The type of aerial you need to receive the digital signal differs from those that were used to receive the old analogue transmission. Digital aerials are all wideband, meaning that they can receive transmissions across the whole frequency band, rather than just the five frequencies of the old analogue channels.
Choosing the correct aerial
If you are replacing an existing digital aerial, and were previously happy with the reception, it is a good idea to replace like for like. If you want to try to improve your signal, check to see if there is a replacement aerial available which can help with this. If there is currently no aerial in place on your property, always buy the most efficient one you can afford. You can also have a look to see what types of aerials your neighbors use. As there is no longer any analogue signal being transmitted in the UK, all aerials you see in shops should be digital wideband aerials.
Strong Signal – If you have a strong TV signal at your property, a simple 10 element digital aerial should be sufficient. These are generally the cheapest type to buy.
Note: In areas with a very strong signal, it may be possible to have a set-top aerial instead of a wall/roof-mounted one.
Medium Signal – For weak to medium signal areas, a 30 element digital aerial is recommended. This type of aerial usually has a spread of 8 to 12 elements behind the main horizontal boom elements.
Weak or Very Weak Signal – If you live in an area with a very weak signal, you may have to go for a High Gain aerial. Look for a Tri-boom version for best results. You could also try a 48 or 50 element digital aerial, which are cheaper but not quite so powerful.
Fitting an Aerial
For the best possible reception, fitting your aerial outside is advised. If you prefer to fit the aerial in the loft, make sure you buy one with a higher element count than your signal area requires if possible.
Not all aerials are supplied with a full fitting kit, so make sure to check before you buy. Even if the aerial does come with a kit, you may need to buy a different one if you are planning to fit the aerial to a chimney, for example. You can often buy the fitting bracket and mast separately to give you the most flexibility. Make sure you take into account guttering if you are planning on fitting to a wall. If the bracket does not extend far enough out, you can buy a Crank Mast (a mast with a bend in it).

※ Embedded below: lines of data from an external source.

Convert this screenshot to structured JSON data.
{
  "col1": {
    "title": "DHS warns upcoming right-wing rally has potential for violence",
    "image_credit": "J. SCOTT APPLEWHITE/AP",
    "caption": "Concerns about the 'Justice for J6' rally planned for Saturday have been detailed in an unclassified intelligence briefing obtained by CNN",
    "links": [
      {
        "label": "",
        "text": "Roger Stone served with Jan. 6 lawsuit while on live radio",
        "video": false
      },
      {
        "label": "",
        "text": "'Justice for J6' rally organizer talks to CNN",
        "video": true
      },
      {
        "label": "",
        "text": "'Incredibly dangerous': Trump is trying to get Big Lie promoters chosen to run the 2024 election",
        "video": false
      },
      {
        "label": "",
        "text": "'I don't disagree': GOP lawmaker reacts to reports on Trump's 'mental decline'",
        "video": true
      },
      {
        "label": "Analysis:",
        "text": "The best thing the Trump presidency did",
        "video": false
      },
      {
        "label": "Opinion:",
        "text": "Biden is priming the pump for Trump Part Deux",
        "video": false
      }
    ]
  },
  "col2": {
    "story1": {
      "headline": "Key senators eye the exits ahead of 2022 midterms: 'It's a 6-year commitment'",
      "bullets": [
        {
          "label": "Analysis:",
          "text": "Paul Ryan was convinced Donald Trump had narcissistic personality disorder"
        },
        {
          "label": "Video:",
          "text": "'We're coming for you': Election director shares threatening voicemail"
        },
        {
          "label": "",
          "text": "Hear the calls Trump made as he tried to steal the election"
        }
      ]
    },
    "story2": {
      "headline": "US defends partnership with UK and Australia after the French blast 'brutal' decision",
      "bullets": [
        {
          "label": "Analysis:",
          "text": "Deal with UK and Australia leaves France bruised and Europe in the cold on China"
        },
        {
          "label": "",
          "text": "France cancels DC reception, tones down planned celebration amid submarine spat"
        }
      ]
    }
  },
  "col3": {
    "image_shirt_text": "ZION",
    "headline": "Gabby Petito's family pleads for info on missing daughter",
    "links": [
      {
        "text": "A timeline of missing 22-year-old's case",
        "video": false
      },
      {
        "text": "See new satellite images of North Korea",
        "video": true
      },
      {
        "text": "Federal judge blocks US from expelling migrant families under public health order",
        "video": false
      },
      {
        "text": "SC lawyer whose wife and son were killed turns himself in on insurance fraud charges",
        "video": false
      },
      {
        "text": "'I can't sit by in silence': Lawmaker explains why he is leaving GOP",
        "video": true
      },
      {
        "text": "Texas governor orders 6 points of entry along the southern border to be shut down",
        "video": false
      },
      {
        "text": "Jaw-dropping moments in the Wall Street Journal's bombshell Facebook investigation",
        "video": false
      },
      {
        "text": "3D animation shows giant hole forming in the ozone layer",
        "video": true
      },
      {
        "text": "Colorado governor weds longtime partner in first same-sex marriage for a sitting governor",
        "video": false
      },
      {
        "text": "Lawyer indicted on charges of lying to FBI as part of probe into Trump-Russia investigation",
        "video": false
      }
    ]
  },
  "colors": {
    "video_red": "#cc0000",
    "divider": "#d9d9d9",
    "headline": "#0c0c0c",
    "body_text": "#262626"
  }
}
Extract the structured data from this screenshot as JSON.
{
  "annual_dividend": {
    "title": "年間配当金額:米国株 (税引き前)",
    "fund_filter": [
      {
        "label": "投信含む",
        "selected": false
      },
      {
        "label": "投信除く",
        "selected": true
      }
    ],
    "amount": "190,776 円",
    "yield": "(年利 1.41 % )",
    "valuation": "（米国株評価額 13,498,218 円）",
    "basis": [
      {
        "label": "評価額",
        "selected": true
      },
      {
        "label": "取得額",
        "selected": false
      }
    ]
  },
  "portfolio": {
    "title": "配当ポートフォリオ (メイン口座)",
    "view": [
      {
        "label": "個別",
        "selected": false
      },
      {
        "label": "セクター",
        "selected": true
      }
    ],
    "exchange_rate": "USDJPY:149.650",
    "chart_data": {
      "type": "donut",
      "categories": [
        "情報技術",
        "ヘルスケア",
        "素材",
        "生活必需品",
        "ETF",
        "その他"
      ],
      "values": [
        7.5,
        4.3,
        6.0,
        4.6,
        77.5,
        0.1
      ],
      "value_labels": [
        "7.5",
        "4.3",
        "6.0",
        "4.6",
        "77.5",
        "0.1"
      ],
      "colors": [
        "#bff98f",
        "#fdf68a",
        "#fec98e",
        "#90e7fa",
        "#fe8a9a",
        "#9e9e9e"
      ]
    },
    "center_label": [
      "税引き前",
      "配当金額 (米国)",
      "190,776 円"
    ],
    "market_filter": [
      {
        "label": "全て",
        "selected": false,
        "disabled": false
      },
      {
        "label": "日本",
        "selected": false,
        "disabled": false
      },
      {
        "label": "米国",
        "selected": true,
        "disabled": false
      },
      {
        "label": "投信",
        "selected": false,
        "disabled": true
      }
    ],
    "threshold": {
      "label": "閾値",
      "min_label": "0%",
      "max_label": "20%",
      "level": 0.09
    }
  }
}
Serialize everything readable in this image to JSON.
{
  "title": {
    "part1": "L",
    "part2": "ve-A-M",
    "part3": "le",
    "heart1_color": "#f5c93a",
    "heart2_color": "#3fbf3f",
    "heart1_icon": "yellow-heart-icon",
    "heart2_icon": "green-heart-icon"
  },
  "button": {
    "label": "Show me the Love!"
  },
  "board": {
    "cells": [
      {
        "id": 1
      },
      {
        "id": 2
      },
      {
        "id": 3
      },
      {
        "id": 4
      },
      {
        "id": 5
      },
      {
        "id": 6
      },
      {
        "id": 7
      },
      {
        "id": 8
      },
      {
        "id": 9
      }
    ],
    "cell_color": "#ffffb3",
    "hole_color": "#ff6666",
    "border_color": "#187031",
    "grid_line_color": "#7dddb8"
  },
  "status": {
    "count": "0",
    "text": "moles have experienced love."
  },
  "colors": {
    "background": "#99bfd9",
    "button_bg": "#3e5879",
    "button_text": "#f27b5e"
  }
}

It is perfectly possible to fit an aerial designed go outside in the loft instead. Installing an aerial in the loft has several benefits, including making it much easier to access if you need to.
- If you plan to fit a digital TV aerial in the loft, it is advisable to choose one that is designed for a weak signal area (even if you live in an area with a medium or strong signal) to compensate for the walls or roof tiles that will be getting in the way.
- It is also important to make sure that nothing metal is directly in front of the aerial. An example of this would be a steel cold water storage tank.
Connecting the Aerial
Almost as important as the aerial, the cable run that connects it to the TV needs to be thought about carefully.
- Always buy good quality, screened coaxial cable and ensure that the connections at both ends are clean and fixed firmly.
- Keep the cable length to a minimum whenever possible. Having loops of spare cable in case you want to move the TV in future just means the signal has further to travel.
- Try to avoid any sharp bends in the cable and, if possible, keep the aerial cable away from power cable runs. The electricity could effect the signal in some circumstances.